Faithful selfies by Gillian Wering peel off the mask and reveal the truth | Art and design
a A face wearing a mask over the mouth and nose greets you upon entering Gillian Wearing’s Lockdown Gallery. All of the masked faces are like you pass at the stations or in the supermarket, but the eyes are empty holes, and under the face covering there is a second mask, lifelike and made of soft latex. The outer mask is easy to remove: take it off and feel yourself again. The mask that is your face is very difficult to remove. But with the calm and loneliness of earlier this year, Vidding set out to peel off all layers and see herself inside, a woman without a mask.
This surrealist statue is the only new work in this exhibition that appears to be “dressed”. The Turner Prize winner It is famous for its videos and photos. The first mask she takes off here is her official artistic identity as a camera person. She comes in front of us naked, because she may have considered her first year of art school: not a famous conceptual artist, just a loyal person who does not like to draw and paint.
Drawing her selfie is Wearing’s lockdown project. And the first reaction should be: You hid this talent very well. Wearing not the first young British artist in the 1990s to come out as a middle-aged painter. But in the event that some unconvincingly stumble upon oils, mess up with a shed on their property, it has the technical competence to silence even the most sensitive of connoisseurs. The show begins with a poetically bleak tribute to the early 20th century painter Gwen John He who wears it sits miserably in a long red dress. He announces a brave journey through what appears to be a special Hell.
We never see why shutting down Wearing was such a hell. In one of the photos, she was crumpled next to what might have been a hospital bed. Her face filled with emotions looks like that of someone walking in silent agony across Albert Square.
Here I am – Imagining a TV series behind the pictures. It is not easy to depict the truth without turning it into stories. Even staring at the mirror, with a pencil in hand, does not easily find the wearer’s simple facts. This difficult search for truth is the theme of the exhibition. She begins to paint herself watercolor, temporarily, by playing softly with her own image. Then, as she built confidence in her ability to paint a selfie, she began using oil paints. The results are bolder and sharper.
Some watercolor looks, at first, a little easy. It is true that wearing it is a skill. But the mask is still on. In Lockdown Portrait 2, she rests her head on pillows and looks hollow, as if exhausted from tears – but her dress’s pretty design, a field of tiny brown circles, distracts from the emotional intensity. It’s like she’s still getting used to photographing herself and can’t totally own her own image.
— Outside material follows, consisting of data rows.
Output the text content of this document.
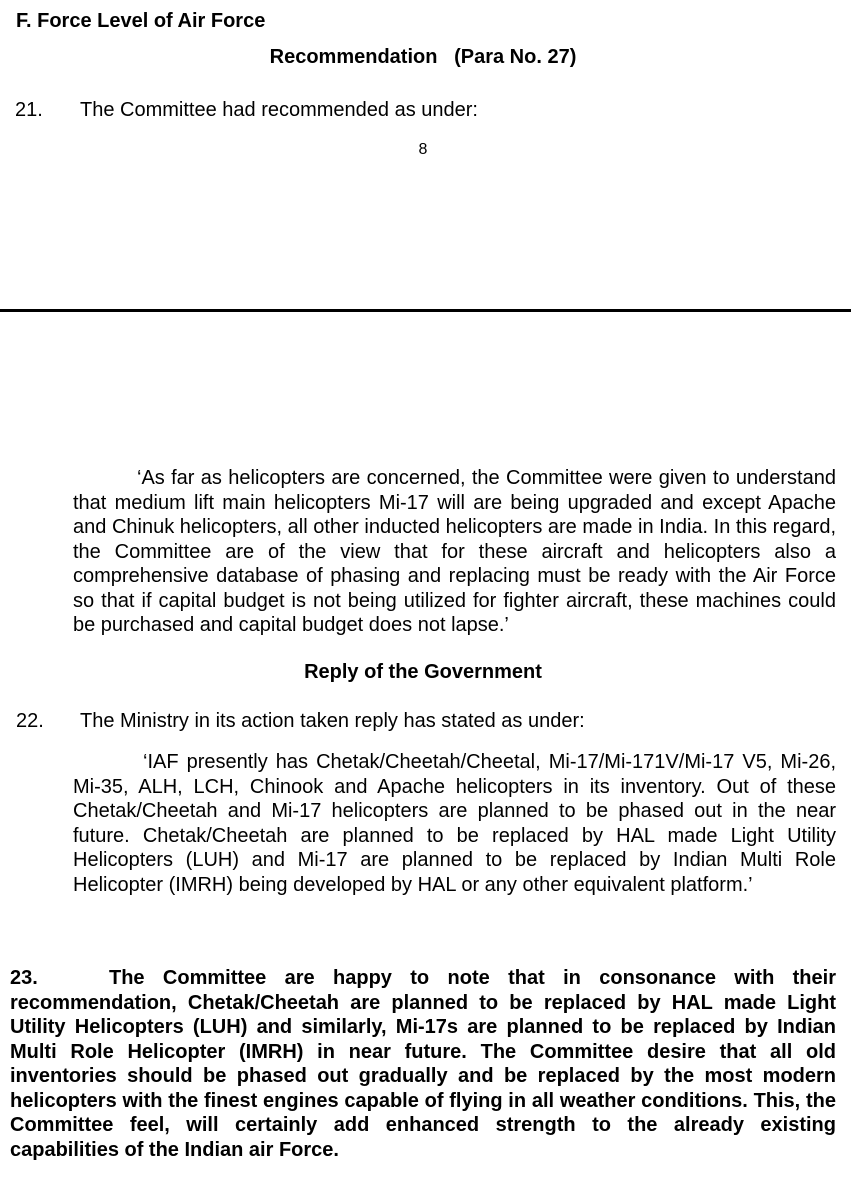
F. Force Level of Air Force
Recommendation   (Para No. 27)
21. The Committee had recommended as under:
8

‘As far as helicopters are concerned, the Committee were given to understand that medium lift main helicopters Mi-17 will are being upgraded and except Apache and Chinuk helicopters, all other inducted helicopters are made in India. In this regard, the Committee are of the view that for these aircraft and helicopters also a comprehensive database of phasing and replacing must be ready with the Air Force so that if capital budget is not being utilized for fighter aircraft, these machines could be purchased and capital budget does not lapse.’

Reply of the Government
22. The Ministry in its action taken reply has stated as under:

‘IAF presently has Chetak/Cheetah/Cheetal, Mi-17/Mi-171V/Mi-17 V5, Mi-26, Mi-35, ALH, LCH, Chinook and Apache helicopters in its inventory. Out of these Chetak/Cheetah and Mi-17 helicopters are planned to be phased out in the near future. Chetak/Cheetah are planned to be replaced by HAL made Light Utility Helicopters (LUH) and Mi-17 are planned to be replaced by Indian Multi Role Helicopter (IMRH) being developed by HAL or any other equivalent platform.’

23.	The Committee are happy to note that in consonance with their recommendation, Chetak/Cheetah are planned to be replaced by HAL made Light Utility Helicopters (LUH) and similarly, Mi-17s are planned to be replaced by Indian Multi Role Helicopter (IMRH) in near future. The Committee desire that all old inventories should be phased out gradually and be replaced by the most modern helicopters with the finest engines capable of flying in all weather conditions. This, the Committee feel, will certainly add enhanced strength to the already existing capabilities of the Indian air Force.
Then I noticed something. Looking away from the spectator wears its mysterious space. This violates the rules – and technical requirements – of the traditional self-portrait. If the artist is not looking directly at us, that means that she is not looking at herself in the mirror either. How did she paint herself?
A quick phone call from gallery maker Maureen Bally to Wearing answered my query. Some of these paintings were made with a mirror, but others were placed as photographs, then painted – another layer of self-alienation. Wear looks at herself from the outside as a thing. In one of her strangest oil paintings, she lay on the studio floor, her head off the ground, her brown eyes staring at the ice. You could be dying. But she’s not that person now. It’s the other woman with a paintbrush in her hand. This is not a proud self-portrait but rather a philosophical question of who she is. Her studies wear herself, her image – long dark hair that hasn’t changed much since she made a young video of herself Dancing in Beckham – She wonders whether this is her reality, or just another mask.
The show is not a progress, after all. You do not find the final truth. Alternatively, photos of a public face that are recognizable – Jillian is wearing CBE – instead with brutally collapsing finds that seem special. It’s hard to believe they’re all the same person. Like any truly honest and brave personal illustrator, Wearing sees another person every time you look in the mirror or take a selfie.
The confident posture lends itself to the realization that she’s wearing a mask: then take it off and start over. This time there is no kidding, just as Francis Bacon used to say, “the brutality of truth”.
Wearing starts from doubt about the nature of oneself. But she is pushing towards a truth as ugly and beautiful as any one Lucien Freud illustrated: the incarnate cruelty of man. She has always sympathized with our vulnerability, the man in a suit and holding up a sign that says “I’m Desperate”. Here she removes all emotions to reveal our fragile mortal state. It looks like it can do with a break from thinking about it.